This is an automatically generated graph containing all pages on my websites, along with the connections calculated using sentence embeddings. If you're interested, you can read the source code.

How is this thing generated?

  1. All of the posts are fed through an embeddings generator, I'm using the Sentence Transformers Python library.
  2. The embeddings are passed to UMAP, a dimensionality reduction algorithm, which takes in multi-dimensional embeddings and projects it down to a 2D representation, which can be drawn as a graph.

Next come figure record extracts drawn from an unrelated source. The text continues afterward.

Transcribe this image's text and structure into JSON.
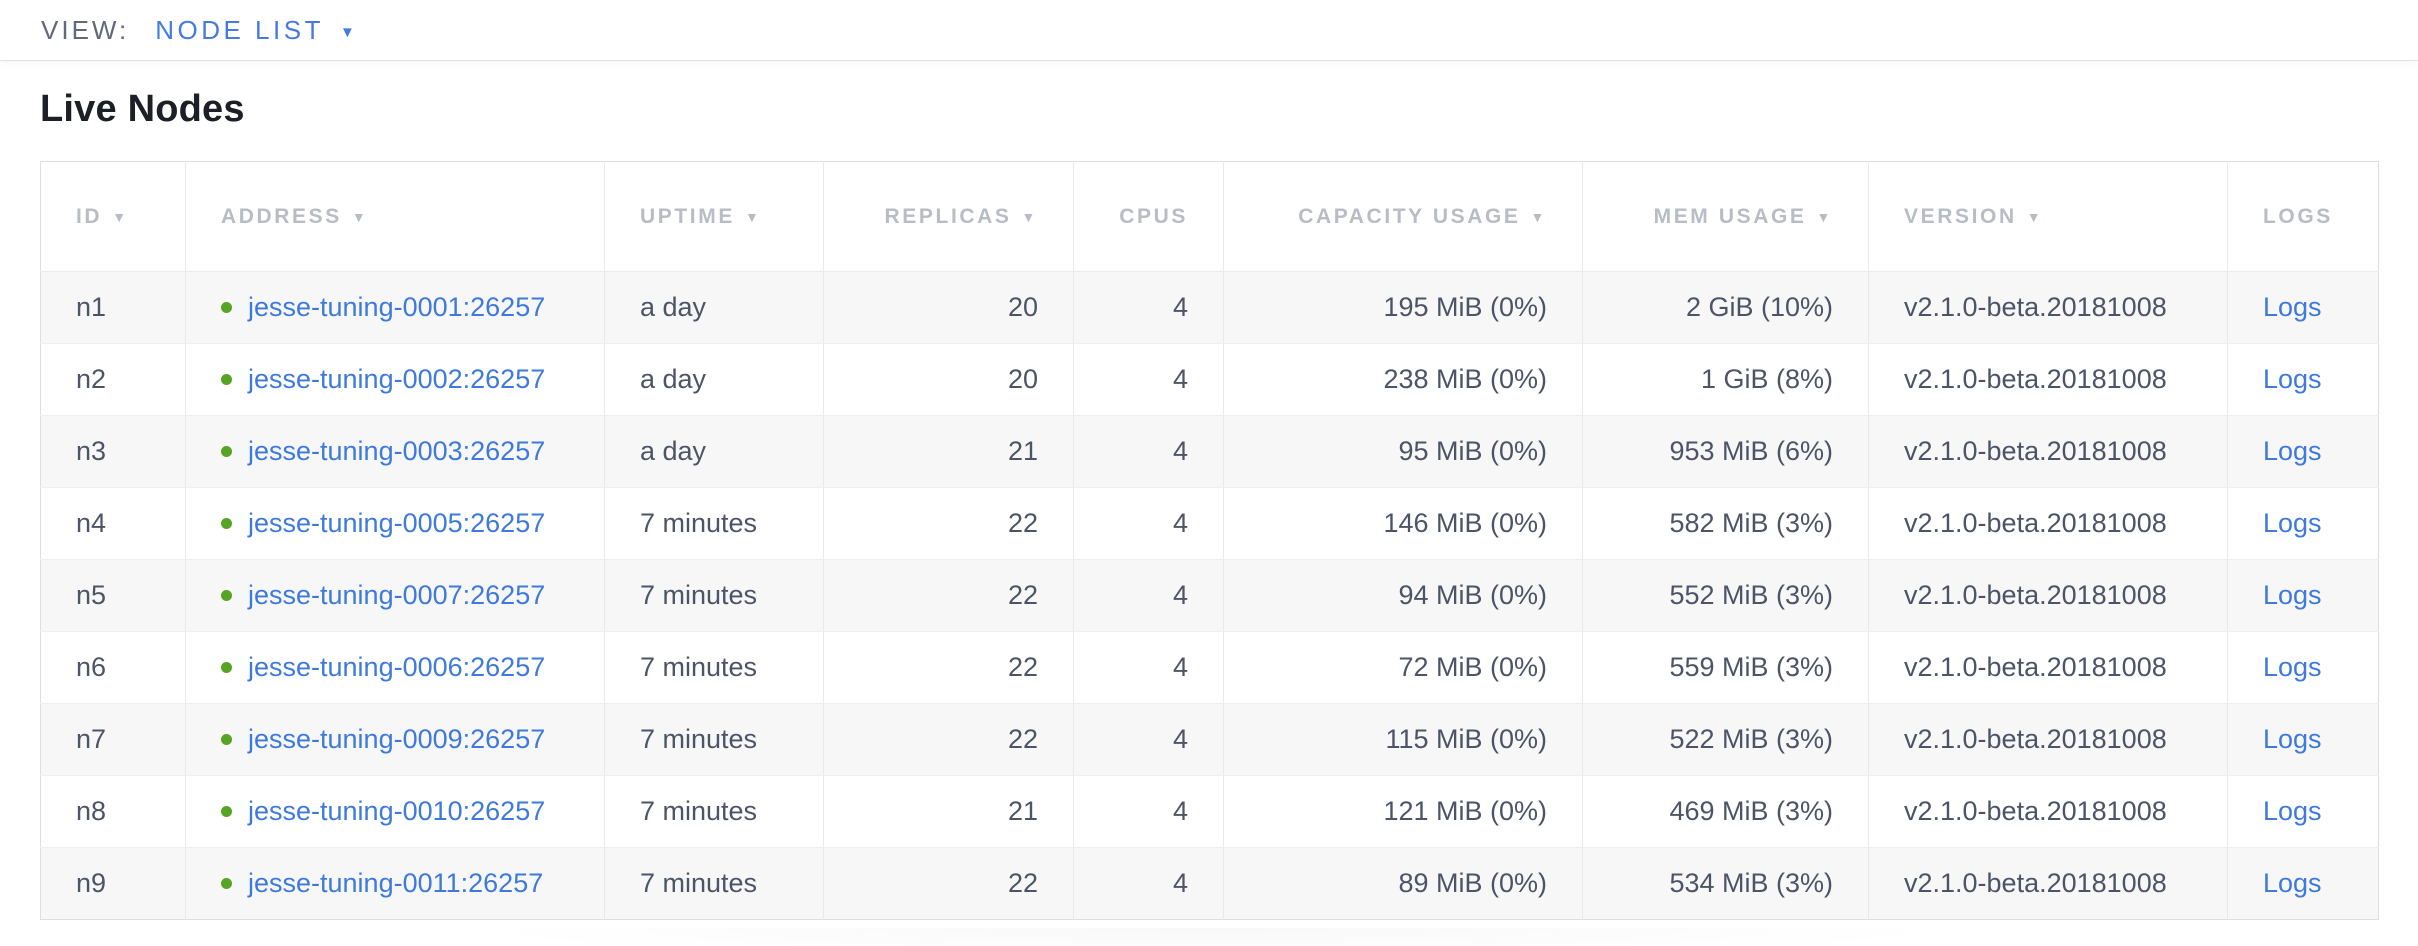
{
  "view_bar": {
    "label": "VIEW:",
    "selected": "NODE LIST",
    "caret_icon": "▼"
  },
  "page": {
    "title": "Live Nodes"
  },
  "icons": {
    "sort_caret": "▼"
  },
  "colors": {
    "accent_blue": "#4579e4",
    "link_blue": "#3e79de",
    "live_dot_green": "#57a425",
    "header_gray": "#b8bcc3",
    "cell_text": "#4d5468",
    "row_stripe": "#f7f7f7"
  },
  "table": {
    "columns": [
      {
        "key": "id",
        "label": "ID",
        "sortable": true,
        "align": "left"
      },
      {
        "key": "address",
        "label": "ADDRESS",
        "sortable": true,
        "align": "left"
      },
      {
        "key": "uptime",
        "label": "UPTIME",
        "sortable": true,
        "align": "left"
      },
      {
        "key": "replicas",
        "label": "REPLICAS",
        "sortable": true,
        "align": "right"
      },
      {
        "key": "cpus",
        "label": "CPUS",
        "sortable": false,
        "align": "right"
      },
      {
        "key": "capacity",
        "label": "CAPACITY USAGE",
        "sortable": true,
        "align": "right"
      },
      {
        "key": "mem",
        "label": "MEM USAGE",
        "sortable": true,
        "align": "right"
      },
      {
        "key": "version",
        "label": "VERSION",
        "sortable": true,
        "align": "left"
      },
      {
        "key": "logs",
        "label": "LOGS",
        "sortable": false,
        "align": "left"
      }
    ],
    "rows": [
      {
        "id": "n1",
        "status": "live",
        "address": "jesse-tuning-0001:26257",
        "uptime": "a day",
        "replicas": "20",
        "cpus": "4",
        "capacity": "195 MiB (0%)",
        "mem": "2 GiB (10%)",
        "version": "v2.1.0-beta.20181008",
        "logs": "Logs"
      },
      {
        "id": "n2",
        "status": "live",
        "address": "jesse-tuning-0002:26257",
        "uptime": "a day",
        "replicas": "20",
        "cpus": "4",
        "capacity": "238 MiB (0%)",
        "mem": "1 GiB (8%)",
        "version": "v2.1.0-beta.20181008",
        "logs": "Logs"
      },
      {
        "id": "n3",
        "status": "live",
        "address": "jesse-tuning-0003:26257",
        "uptime": "a day",
        "replicas": "21",
        "cpus": "4",
        "capacity": "95 MiB (0%)",
        "mem": "953 MiB (6%)",
        "version": "v2.1.0-beta.20181008",
        "logs": "Logs"
      },
      {
        "id": "n4",
        "status": "live",
        "address": "jesse-tuning-0005:26257",
        "uptime": "7 minutes",
        "replicas": "22",
        "cpus": "4",
        "capacity": "146 MiB (0%)",
        "mem": "582 MiB (3%)",
        "version": "v2.1.0-beta.20181008",
        "logs": "Logs"
      },
      {
        "id": "n5",
        "status": "live",
        "address": "jesse-tuning-0007:26257",
        "uptime": "7 minutes",
        "replicas": "22",
        "cpus": "4",
        "capacity": "94 MiB (0%)",
        "mem": "552 MiB (3%)",
        "version": "v2.1.0-beta.20181008",
        "logs": "Logs"
      },
      {
        "id": "n6",
        "status": "live",
        "address": "jesse-tuning-0006:26257",
        "uptime": "7 minutes",
        "replicas": "22",
        "cpus": "4",
        "capacity": "72 MiB (0%)",
        "mem": "559 MiB (3%)",
        "version": "v2.1.0-beta.20181008",
        "logs": "Logs"
      },
      {
        "id": "n7",
        "status": "live",
        "address": "jesse-tuning-0009:26257",
        "uptime": "7 minutes",
        "replicas": "22",
        "cpus": "4",
        "capacity": "115 MiB (0%)",
        "mem": "522 MiB (3%)",
        "version": "v2.1.0-beta.20181008",
        "logs": "Logs"
      },
      {
        "id": "n8",
        "status": "live",
        "address": "jesse-tuning-0010:26257",
        "uptime": "7 minutes",
        "replicas": "21",
        "cpus": "4",
        "capacity": "121 MiB (0%)",
        "mem": "469 MiB (3%)",
        "version": "v2.1.0-beta.20181008",
        "logs": "Logs"
      },
      {
        "id": "n9",
        "status": "live",
        "address": "jesse-tuning-0011:26257",
        "uptime": "7 minutes",
        "replicas": "22",
        "cpus": "4",
        "capacity": "89 MiB (0%)",
        "mem": "534 MiB (3%)",
        "version": "v2.1.0-beta.20181008",
        "logs": "Logs"
      }
    ]
  }
}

The projection is done so that the high-level "structure" of the data is preserved.
  3. I'm connecting each post with its top 2 nearest posts (using more clutters up the map).
  4. graphviz renders the graph and outputs it as an SVG file.

A much better description on Simon Willison's blog.

Future plans

  1. Make this thing look more "map-alike", whatever that might mean.
  2. Experiment with text clusterisation & dimensionality reduction algorithms, such as:
    • tSNE
    • K-means clustering
    • UMAP
    • Latent Dirichlet allocation
    • DBSCAN
  3. Add #tags.
  4. Introduce color-coding and other visual markers, allowing viewers to make sense of the data based on different metrics:
    • Post tags
    • Links to/from other posts
    • Links outside (to the netsphere)
    • Other connections generated by NLP
  5. Check out KagiSearch/vectordb